Delta, on the other hand, only got money out of me twice in 6 trips. One I paid for and got 2 further trips worth of VDB compensation. The second was paid for by a client and netted me four or five future trips, though I only took two of them myself. I had a good chance of yet more VDB vouchers, but I had been amply reminded why I didn't fly Delta by choice at the time and didn't want to deal with them any more, even if it was free. They had also started being less generous with the value of the vouchers at the same time prices were going up across the industry, so I certainly wasn't going to take an amount that would at best get me a single round trip.

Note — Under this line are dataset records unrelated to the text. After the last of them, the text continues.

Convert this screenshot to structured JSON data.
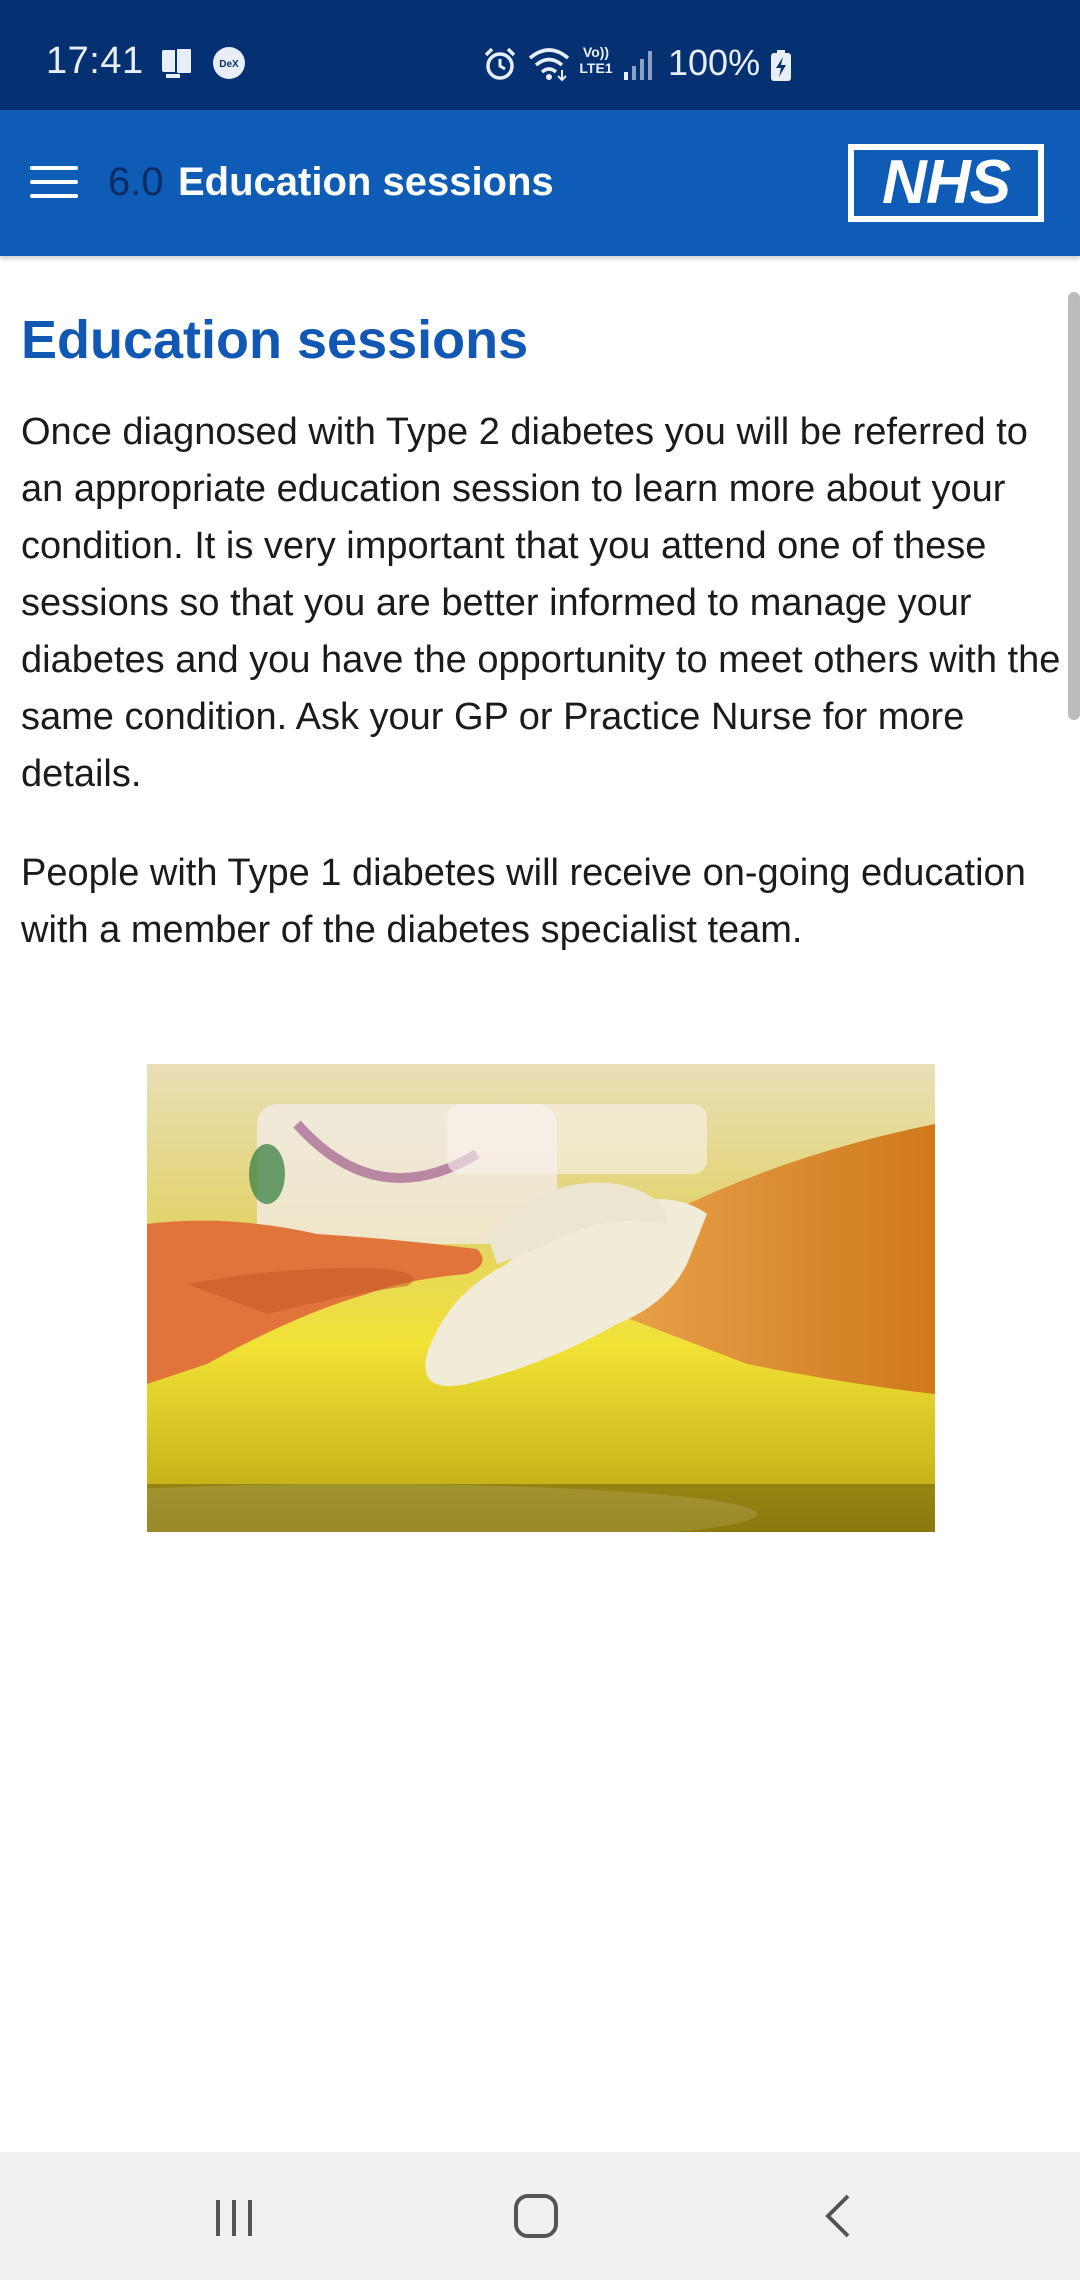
{
  "status_bar": {
    "time": "17:41",
    "battery_text": "100%",
    "icons": [
      "screen-mirror-icon",
      "dex-icon",
      "alarm-icon",
      "wifi-icon",
      "volte-lte-icon",
      "signal-icon",
      "battery-charging-icon"
    ],
    "volte_label": "Vo)) LTE1",
    "dex_label": "DeX"
  },
  "app_bar": {
    "section_number": "6.0",
    "title": "Education sessions",
    "logo_text": "NHS",
    "menu_icon": "menu-icon",
    "colors": {
      "bar": "#0e5cb5",
      "status": "#053172"
    }
  },
  "content": {
    "heading": "Education sessions",
    "paragraphs": [
      "Once diagnosed with Type 2 diabetes you will be referred to an appropriate education session to learn more about your condition. It is very important that you attend one of these sessions so that you are better informed to manage your diabetes and you have the opportunity to meet others with the same condition. Ask your GP or Practice Nurse for more details.",
      "People with Type 1 diabetes will receive on-going education with a member of the diabetes specialist team."
    ],
    "heading_color": "#1058b3"
  },
  "nav_bar": {
    "buttons": [
      "recent-apps-icon",
      "home-icon",
      "back-icon"
    ]
  }
}
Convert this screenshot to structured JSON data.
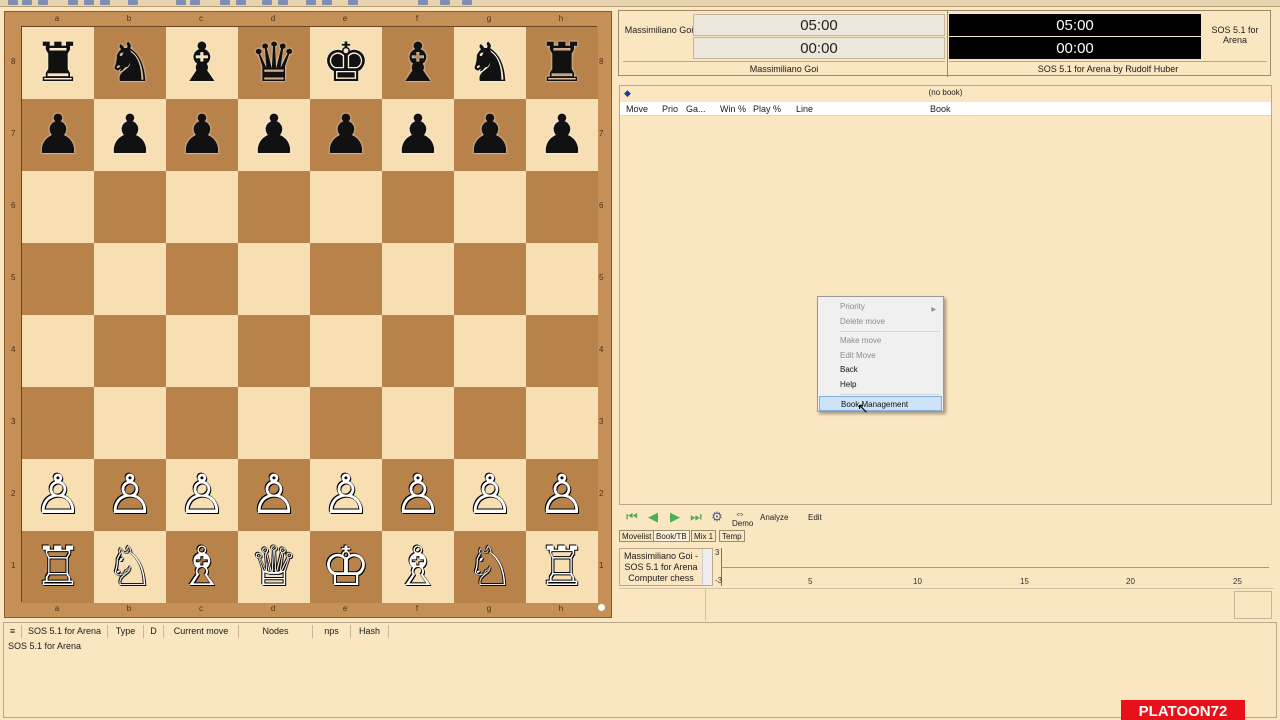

For that second one, I had booked an open jaw so I could visit Georgia at school back when we were doing the LDR thing, so I unhappily checked in for the return after deciding it wasn't worth $75 to tack on an extra day, but ended up getting a $400 VDB voucher and a flight the next afternoon. Fancy. Next day I went back, got another $400 and decided to stay another week. Then I finally went home. Next trip, booked with $200 of the VDB got me another $300 for taking the next flight when my connection turned out to be oversold. The funny thing is I hated flying Delta (almost every time I flew them between 1998 and 2003 I was delayed in ATL and they had just closed their DFW hub) so I wasn't even trying to get the bumps.